All those things are so real I can practically taste them, though I’m sitting in my living room watching the wind strip the trees of their leaves.  But in that vivid cloud, I see myself making dough with the mini pie plate, the kid's size rolling pin and blending together flour and water.  Perhaps in that specific moment there was a goal to make a pie crust for some apple or a lemon meringue.  Perhaps this discovery was a tedious waste of materials.  But I think it was at that kitchen counter – maybe even using that yellow flowered chair as a boost to be at eye-level – that I realized flour and water becomes a paste.  That paste that holds things together.

Maybe that is an unusual segue from the memories of buffets and pies and casseroles and voices.  But, in reflecting on that kitchen and its memories, I realized that kitchen is really where so many things came together and stuck together through every Christmas I can remember, weddings, sickness, new babies, loved ones moving away, death, birthday parties, and so many cups of tea with unexpected stories.

The stories of that kitchen connect me to my grandmother as much as the food.  But the recipes, in and of themselves, have their own stories.  Some I know.  Some I piece together from pictures and notes scribbled on a recipe card.  Some have yet to be told.

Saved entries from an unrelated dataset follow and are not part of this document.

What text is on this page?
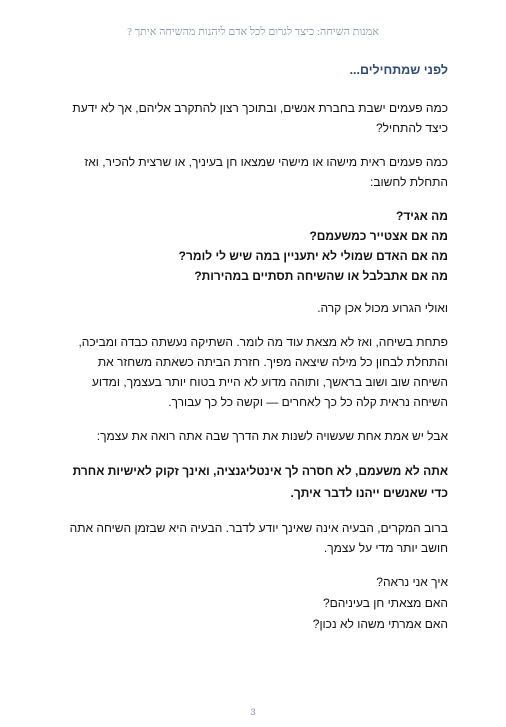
אמנות השיחה: כיצד לגרום לכל אדם ליהנות מהשיחה איתך ?
לפני שמתחילים...

כמה פעמים ישבת בחברת אנשים, ובתוכך רצון להתקרב אליהם, אך לא ידעת כיצד להתחיל?

כמה פעמים ראית מישהו או מישהי שמצאו חן בעיניך, או שרצית להכיר, ואז התחלת לחשוב:

מה אגיד?
מה אם אצטייר כמשעמם?
מה אם האדם שמולי לא יתעניין במה שיש לי לומר?
מה אם אתבלבל או שהשיחה תסתיים במהירות?

ואולי הגרוע מכול אכן קרה.

פתחת בשיחה, ואז לא מצאת עוד מה לומר. השתיקה נעשתה כבדה ומביכה, והתחלת לבחון כל מילה שיצאה מפיך. חזרת הביתה כשאתה משחזר את השיחה שוב ושוב בראשך, ותוהה מדוע לא היית בטוח יותר בעצמך, ומדוע השיחה נראית קלה כל כך לאחרים — וקשה כל כך עבורך.

אבל יש אמת אחת שעשויה לשנות את הדרך שבה אתה רואה את עצמך:

אתה לא משעמם, לא חסרה לך אינטליגנציה, ואינך זקוק לאישיות אחרת כדי שאנשים ייהנו לדבר איתך.

ברוב המקרים, הבעיה אינה שאינך יודע לדבר. הבעיה היא שבזמן השיחה אתה חושב יותר מדי על עצמך.

איך אני נראה?
האם מצאתי חן בעיניהם?
האם אמרתי משהו לא נכון?
3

So I am going to make paste.  I am going to write this blog using recipes from that kitchen and weave them together with the details of those who made them decades before...and the loved ones that help me to eat and enjoy them now. Some in fact may even require some flour and water, but I hope to find through this experiment that magic connective element between that kitchen, its memories, my family... and me.